- European banks paid a record 7.5 billion euros on their surplus deposits in 2018 alone, amounting to 21 million euros being paid to the ECB daily.
- Charges had a considerable impact on banks’ profitability, equating to a 4% decline in profits in 2018.
European banks have transferred 21.4 billion euros ($24.2 billion) in revenues to the European Central Bank (ECB) in the five years since negative interest rates were introduced.
The ECB introduced negative interest rates on June 11 2014, lowering its deposit rate to -0.1% in a bid to stimulate the economy, and negative interest rates are currently at -0.4% on central bank deposits for 17 eurozone countries.
The negative rates were intended to discourage banks from parking cash with the ECB rather than lending it out or investing it.
European banks paid a record 7.5 billion euros on their surplus deposits in 2018 alone, amounting to 21 million euros being paid to the ECB daily, according to a report from open banking platform Deposit Solutions.
German banks account for a third (33%) of all eurozone deposit charges from 2016 to 2018, with French banks accounting for a further 24% and Dutch banks paying 13% of total charges.
The report, which analyses ECB data, also shows charges having a considerable impact on banks’ profitability, equating to a 4% decline in profits in 2018. German banks again bore the heaviest burden among major economies, losing 9% of profits.
The costs are also increasing, Deposit Solutions’ analysis suggested, with German banks’ interest payments almost doubling over the past three years.

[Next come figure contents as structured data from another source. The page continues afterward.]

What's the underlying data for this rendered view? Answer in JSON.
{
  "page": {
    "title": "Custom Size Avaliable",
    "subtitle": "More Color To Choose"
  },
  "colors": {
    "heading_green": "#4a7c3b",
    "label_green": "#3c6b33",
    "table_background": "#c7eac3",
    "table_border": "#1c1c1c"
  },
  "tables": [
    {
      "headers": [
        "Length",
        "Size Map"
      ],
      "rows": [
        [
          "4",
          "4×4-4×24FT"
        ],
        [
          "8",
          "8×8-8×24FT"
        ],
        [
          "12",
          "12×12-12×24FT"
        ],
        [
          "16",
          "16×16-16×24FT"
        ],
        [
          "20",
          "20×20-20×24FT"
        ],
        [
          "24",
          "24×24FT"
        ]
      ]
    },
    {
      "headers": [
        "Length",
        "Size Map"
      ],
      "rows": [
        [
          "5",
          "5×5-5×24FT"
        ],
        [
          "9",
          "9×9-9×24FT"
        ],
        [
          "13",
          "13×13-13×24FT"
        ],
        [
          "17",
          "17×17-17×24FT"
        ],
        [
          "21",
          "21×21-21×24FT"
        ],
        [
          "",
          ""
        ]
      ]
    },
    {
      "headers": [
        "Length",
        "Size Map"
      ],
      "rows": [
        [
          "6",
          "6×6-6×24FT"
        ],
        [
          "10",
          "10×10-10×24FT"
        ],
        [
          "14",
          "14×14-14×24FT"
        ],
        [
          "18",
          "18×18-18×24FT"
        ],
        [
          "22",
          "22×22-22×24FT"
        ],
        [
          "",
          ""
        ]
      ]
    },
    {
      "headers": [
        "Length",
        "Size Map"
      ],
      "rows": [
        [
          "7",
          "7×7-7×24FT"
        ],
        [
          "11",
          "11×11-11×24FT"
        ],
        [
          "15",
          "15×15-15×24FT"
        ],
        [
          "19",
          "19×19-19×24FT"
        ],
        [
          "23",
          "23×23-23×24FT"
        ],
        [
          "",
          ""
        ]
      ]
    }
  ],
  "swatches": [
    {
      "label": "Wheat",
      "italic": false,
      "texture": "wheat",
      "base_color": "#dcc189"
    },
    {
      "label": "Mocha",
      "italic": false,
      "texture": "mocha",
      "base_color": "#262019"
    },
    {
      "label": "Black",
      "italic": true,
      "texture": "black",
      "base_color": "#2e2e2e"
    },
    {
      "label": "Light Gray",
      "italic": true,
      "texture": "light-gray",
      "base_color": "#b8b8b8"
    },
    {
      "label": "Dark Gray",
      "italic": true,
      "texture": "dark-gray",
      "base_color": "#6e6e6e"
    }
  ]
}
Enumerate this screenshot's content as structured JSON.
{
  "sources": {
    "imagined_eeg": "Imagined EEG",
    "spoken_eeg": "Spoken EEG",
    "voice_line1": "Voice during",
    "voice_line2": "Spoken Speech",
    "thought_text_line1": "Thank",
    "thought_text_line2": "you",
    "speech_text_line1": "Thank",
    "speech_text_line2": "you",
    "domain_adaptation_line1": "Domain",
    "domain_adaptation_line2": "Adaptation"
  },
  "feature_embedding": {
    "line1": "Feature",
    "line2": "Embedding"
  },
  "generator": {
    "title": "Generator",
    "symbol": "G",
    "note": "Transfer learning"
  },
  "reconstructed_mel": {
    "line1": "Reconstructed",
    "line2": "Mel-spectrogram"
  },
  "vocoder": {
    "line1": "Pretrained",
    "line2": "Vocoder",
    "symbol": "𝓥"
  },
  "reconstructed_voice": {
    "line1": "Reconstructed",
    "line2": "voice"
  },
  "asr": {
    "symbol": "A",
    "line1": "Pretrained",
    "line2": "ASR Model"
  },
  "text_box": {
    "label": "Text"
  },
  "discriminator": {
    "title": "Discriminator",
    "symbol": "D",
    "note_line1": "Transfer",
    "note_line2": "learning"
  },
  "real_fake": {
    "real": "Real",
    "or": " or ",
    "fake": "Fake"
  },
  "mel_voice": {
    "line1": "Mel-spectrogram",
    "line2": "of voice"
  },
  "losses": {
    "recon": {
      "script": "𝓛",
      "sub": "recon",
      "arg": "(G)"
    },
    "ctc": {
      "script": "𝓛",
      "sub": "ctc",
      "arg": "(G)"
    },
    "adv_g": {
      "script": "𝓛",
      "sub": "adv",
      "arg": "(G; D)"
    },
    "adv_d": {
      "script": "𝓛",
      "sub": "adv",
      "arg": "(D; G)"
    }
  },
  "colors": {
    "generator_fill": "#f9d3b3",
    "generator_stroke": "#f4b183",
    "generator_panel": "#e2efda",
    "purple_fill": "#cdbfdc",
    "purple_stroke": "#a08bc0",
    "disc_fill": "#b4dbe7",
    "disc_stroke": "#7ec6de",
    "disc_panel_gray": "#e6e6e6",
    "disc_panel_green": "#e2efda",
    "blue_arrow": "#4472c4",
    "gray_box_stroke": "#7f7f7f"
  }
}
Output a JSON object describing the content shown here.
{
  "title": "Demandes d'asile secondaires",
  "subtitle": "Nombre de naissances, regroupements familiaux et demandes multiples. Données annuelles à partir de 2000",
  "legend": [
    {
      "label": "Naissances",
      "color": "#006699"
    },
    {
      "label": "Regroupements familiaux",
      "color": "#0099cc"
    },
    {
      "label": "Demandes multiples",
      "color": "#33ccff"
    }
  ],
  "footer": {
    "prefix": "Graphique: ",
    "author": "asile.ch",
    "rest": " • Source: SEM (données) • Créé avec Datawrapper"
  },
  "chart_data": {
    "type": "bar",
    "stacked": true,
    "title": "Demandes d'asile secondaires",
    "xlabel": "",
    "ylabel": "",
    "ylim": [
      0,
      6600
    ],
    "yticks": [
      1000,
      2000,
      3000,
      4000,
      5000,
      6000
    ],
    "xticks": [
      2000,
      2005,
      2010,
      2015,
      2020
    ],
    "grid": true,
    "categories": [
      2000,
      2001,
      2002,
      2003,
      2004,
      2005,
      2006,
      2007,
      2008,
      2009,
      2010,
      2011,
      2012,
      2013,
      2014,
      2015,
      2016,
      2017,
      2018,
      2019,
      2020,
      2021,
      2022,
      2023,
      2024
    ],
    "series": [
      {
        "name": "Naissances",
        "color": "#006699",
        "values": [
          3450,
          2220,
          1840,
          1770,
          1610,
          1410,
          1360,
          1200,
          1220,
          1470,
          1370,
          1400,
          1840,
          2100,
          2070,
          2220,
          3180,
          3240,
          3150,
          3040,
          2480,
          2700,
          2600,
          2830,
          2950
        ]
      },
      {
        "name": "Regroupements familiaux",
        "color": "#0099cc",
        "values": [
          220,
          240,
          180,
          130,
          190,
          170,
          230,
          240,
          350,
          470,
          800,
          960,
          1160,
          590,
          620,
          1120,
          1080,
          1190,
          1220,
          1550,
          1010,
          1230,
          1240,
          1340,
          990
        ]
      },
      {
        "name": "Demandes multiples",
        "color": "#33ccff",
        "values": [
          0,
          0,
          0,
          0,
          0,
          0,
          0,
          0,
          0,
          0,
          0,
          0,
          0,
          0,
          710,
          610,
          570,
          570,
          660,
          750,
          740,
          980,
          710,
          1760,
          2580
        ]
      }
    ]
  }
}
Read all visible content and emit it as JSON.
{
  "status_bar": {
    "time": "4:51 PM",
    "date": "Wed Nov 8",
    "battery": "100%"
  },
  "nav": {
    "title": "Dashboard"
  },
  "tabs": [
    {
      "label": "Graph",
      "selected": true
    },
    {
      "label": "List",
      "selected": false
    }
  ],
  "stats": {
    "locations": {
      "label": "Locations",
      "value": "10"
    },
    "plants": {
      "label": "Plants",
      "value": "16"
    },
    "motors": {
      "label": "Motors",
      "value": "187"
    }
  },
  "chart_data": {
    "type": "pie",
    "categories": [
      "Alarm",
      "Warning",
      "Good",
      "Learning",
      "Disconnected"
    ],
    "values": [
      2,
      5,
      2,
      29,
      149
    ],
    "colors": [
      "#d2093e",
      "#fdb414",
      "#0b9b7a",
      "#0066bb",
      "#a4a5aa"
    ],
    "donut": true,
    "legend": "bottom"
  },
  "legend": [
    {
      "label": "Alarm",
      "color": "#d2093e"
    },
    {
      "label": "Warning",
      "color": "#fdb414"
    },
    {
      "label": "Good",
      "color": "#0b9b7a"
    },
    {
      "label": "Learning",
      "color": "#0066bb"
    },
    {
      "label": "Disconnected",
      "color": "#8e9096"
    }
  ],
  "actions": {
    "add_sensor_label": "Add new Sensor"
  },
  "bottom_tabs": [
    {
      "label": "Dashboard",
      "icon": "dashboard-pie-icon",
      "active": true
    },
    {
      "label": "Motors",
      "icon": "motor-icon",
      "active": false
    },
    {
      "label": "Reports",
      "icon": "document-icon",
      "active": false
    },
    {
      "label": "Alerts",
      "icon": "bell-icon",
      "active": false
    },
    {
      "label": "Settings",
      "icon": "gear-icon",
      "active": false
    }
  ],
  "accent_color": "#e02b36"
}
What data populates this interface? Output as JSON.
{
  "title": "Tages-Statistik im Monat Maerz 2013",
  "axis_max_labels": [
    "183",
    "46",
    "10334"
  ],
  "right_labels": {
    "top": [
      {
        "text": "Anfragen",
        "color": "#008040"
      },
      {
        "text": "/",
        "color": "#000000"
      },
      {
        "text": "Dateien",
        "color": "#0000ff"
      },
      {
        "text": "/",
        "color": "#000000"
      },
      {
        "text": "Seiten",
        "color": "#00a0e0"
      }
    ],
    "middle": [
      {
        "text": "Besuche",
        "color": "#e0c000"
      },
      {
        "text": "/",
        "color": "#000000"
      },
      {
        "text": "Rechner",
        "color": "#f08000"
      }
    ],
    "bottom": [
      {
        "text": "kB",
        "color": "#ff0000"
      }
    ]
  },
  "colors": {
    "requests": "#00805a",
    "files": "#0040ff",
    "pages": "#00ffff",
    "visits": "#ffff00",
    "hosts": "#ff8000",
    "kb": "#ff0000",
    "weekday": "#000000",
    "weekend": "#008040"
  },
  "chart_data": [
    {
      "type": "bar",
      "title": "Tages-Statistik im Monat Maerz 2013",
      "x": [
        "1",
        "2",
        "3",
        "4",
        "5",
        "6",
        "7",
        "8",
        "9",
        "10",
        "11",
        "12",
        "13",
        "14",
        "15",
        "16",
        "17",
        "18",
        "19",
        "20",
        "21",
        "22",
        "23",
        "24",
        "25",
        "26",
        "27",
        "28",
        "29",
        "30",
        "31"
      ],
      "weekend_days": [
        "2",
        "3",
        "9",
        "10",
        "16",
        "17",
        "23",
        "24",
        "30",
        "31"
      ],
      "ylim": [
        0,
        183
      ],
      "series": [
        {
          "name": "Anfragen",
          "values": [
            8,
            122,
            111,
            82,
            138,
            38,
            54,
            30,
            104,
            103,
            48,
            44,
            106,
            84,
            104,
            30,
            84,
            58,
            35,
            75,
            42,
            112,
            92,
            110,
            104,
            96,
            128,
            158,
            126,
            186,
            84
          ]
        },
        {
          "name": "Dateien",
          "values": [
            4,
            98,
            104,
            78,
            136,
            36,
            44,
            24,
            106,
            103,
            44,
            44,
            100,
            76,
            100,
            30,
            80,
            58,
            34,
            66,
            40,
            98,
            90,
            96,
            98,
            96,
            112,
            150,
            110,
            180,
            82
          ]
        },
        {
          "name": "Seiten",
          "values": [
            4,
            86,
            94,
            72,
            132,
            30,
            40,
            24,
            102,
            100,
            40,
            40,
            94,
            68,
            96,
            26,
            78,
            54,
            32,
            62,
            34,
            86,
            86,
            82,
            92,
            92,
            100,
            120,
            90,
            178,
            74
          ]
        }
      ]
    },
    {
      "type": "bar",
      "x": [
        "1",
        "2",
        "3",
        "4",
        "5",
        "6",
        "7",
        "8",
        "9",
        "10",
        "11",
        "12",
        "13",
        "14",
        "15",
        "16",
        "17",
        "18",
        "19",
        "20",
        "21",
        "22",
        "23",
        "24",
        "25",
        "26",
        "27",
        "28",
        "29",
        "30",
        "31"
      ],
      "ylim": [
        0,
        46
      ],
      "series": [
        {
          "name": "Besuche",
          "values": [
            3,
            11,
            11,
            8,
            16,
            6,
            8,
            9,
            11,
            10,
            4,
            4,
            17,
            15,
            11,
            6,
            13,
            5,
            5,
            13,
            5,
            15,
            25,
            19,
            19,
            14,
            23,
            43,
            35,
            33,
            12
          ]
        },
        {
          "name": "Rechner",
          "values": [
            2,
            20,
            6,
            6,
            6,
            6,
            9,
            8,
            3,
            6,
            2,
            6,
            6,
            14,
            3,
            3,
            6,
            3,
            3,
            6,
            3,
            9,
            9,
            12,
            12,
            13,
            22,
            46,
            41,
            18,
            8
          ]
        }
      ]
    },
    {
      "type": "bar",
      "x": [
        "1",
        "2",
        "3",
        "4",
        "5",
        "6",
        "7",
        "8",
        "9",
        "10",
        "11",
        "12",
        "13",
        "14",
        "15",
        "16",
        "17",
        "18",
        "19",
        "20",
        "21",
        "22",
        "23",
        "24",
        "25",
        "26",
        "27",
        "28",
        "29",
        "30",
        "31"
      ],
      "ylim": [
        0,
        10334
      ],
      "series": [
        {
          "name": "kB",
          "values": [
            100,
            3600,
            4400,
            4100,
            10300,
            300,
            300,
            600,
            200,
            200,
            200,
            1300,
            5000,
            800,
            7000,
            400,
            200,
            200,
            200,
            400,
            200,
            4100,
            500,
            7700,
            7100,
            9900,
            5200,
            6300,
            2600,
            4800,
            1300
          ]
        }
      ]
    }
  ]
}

In comments within the report, Deposit Solutions CEO Tim Sievers said banks should position themselves as platforms and offer customers a choice of third-party savings deposit products in order to reduce the negative rate burden.
“If you make open banking a part of your business strategy, you can use third-party products to do more business with your existing customers and win new ones,” said Sievers.
“Instead of placing money with the ECB at a cost they can pass on excess liquidity to other institutions in a customer and balance-sheet-friendly way.”